Повторяю: не то, что приглашением на "Песню-2005" обошли, меня беспокоит, не это меня разозлило, и я бы не стал раздувать скандал... Кстати, когда в 1989-м Аллу Борисовну спросили: "Как вы относитесь к тому, что многие артисты-музыканты пошли в политику?", она сказала: "Ну, если вы имеете в виду Кобзона, то ему пора сидеть там (я был депутатом Верховного Совета СССР. - И. К.), а я еще попою". С тех пор прошло 16 лет. Я продолжаю петь, и вроде неплохо, да?
- По-моему, с каждым годом все лучше!
- А она уже не в состоянии петь вообще - вот и взялась руководить. Нельзя так! Песни нужно отбирать по рейтингу, их должны рекомендовать газеты, журналы, радиостанции, телеканалы, и передача "Песня года" должна быть в стране одна.
- Известие о разводе Пугачевой с Киркоровым не стало для вас тяжелым ударом?
- Ну это же смешно, Дима!
- Пережили?
- Скажи, почему страна должна вмешиваться в личную жизнь Пугачевой и Киркорова? Сошлись, разошлись... Живые люди. Неужели интересно подсматривать в замочную скважину? Зачем?

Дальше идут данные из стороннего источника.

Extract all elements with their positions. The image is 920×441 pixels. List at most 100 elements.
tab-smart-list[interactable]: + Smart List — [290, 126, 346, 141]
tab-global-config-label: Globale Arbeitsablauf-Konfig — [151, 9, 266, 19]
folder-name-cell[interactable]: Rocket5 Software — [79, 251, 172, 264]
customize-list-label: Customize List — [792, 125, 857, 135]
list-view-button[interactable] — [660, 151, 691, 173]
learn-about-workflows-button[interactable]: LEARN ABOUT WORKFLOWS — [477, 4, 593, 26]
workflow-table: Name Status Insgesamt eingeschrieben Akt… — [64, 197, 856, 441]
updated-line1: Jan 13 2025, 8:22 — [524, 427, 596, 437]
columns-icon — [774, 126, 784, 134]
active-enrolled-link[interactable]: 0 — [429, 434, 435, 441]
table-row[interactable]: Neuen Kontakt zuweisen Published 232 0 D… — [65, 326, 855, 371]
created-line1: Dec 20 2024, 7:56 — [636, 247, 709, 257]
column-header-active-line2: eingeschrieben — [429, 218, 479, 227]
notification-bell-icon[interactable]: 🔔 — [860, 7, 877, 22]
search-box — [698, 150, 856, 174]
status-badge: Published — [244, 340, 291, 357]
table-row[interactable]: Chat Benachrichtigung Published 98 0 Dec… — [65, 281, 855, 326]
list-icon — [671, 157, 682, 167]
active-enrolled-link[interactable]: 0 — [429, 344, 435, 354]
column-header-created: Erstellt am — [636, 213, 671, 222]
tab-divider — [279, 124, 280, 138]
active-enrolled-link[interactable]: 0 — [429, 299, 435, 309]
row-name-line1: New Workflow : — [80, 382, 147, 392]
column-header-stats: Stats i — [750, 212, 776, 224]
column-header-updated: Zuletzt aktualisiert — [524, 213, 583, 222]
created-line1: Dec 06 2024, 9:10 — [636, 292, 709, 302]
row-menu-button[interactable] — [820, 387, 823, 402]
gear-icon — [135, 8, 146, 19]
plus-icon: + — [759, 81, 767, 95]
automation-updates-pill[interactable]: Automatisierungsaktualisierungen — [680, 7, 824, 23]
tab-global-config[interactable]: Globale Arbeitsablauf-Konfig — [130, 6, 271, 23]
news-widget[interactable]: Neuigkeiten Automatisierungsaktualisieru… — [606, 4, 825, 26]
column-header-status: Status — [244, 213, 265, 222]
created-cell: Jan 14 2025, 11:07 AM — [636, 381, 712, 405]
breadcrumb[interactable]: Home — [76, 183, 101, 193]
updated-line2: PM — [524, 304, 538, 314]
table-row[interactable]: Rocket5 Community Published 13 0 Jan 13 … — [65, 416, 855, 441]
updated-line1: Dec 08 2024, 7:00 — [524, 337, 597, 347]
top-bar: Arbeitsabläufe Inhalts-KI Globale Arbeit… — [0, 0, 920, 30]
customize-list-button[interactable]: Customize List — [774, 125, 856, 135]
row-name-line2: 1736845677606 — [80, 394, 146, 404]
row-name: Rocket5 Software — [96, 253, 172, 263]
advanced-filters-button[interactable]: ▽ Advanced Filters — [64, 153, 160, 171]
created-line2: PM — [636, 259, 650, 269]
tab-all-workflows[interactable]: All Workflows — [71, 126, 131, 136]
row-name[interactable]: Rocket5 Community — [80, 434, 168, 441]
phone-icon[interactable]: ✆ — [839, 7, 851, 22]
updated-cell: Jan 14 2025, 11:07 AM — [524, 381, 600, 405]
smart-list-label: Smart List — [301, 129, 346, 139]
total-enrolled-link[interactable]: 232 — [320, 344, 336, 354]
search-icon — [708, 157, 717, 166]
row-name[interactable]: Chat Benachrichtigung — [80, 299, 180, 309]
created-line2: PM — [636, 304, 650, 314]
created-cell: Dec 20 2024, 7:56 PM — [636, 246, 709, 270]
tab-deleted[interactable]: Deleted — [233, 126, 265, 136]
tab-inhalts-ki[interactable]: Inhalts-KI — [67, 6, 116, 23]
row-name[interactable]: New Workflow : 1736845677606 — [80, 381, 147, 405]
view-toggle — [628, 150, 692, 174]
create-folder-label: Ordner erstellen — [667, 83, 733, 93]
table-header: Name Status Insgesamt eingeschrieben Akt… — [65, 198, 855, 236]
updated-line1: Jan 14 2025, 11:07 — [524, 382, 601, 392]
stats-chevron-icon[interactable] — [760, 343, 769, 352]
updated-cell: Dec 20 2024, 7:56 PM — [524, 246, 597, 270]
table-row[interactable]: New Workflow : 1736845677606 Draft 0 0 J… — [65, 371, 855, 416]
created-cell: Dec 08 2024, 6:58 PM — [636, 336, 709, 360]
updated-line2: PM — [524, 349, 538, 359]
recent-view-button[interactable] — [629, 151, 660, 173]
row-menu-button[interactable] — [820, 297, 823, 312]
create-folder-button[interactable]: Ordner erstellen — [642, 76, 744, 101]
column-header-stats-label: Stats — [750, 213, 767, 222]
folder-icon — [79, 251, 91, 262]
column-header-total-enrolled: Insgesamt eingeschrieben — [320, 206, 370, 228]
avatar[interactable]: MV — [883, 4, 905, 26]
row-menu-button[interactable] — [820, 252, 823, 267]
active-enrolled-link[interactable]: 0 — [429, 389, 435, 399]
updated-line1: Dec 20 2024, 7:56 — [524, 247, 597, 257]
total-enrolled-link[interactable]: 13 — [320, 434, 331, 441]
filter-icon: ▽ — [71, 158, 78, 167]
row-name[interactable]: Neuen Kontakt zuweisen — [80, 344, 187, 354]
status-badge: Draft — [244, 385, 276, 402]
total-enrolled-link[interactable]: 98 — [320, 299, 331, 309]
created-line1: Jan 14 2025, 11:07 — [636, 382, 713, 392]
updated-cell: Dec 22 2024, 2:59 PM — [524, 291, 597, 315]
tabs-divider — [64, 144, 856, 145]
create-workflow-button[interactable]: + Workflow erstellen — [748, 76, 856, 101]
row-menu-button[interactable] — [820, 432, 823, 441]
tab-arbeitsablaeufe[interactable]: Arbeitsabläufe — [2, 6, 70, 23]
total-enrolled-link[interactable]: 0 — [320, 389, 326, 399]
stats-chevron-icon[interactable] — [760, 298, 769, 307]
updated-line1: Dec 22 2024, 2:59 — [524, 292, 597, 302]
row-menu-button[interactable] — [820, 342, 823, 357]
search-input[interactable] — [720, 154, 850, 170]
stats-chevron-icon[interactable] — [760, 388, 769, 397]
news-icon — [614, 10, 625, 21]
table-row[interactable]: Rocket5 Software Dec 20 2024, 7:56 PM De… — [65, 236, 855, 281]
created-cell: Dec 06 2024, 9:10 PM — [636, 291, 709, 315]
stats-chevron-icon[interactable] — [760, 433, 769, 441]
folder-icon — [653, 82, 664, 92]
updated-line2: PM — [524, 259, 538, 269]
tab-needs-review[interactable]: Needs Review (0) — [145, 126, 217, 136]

- Затем, что они сами подсовывают публике эти скандалы...
- Видимо, им это интересно. Понимаешь, некоторые люди, когда их время уходит, ничем не брезгуют... В свое время, если ты помнишь, Пугачева устроила большой скандал в Ленинграде...
-...ну да, в гостинице "Прибалтийская"...
- Я тогда всячески ее защищал, боролся за нее, потому что считал: нельзя гробить самую талантливую исполнительницу... Правда, на ее репутации это все равно отразилось. Как в том анекдоте: то ли она украла, то ли у нее украли, но осадок остался. То же произошло с Киркоровым. Мы с Сашей Розенбаумом защищали его после ростовской истории с Ароян, хотя наедине я ему сказал: "Да, журналисты - провокаторы, но Ароян женщина, и ты не имел права так себя распускать"... Смягчающим обстоятельством я считал то, что Киркорова на этот взрыв спровоцировали, однако не оправдывал его за то, что он себе позволил.
О таких вещах и нужно, на мой взгляд, говорить, а что с Пугачевой он не живет... Да он с ней давно не живет, ну и что? Кого это, ты мне скажи, волнует?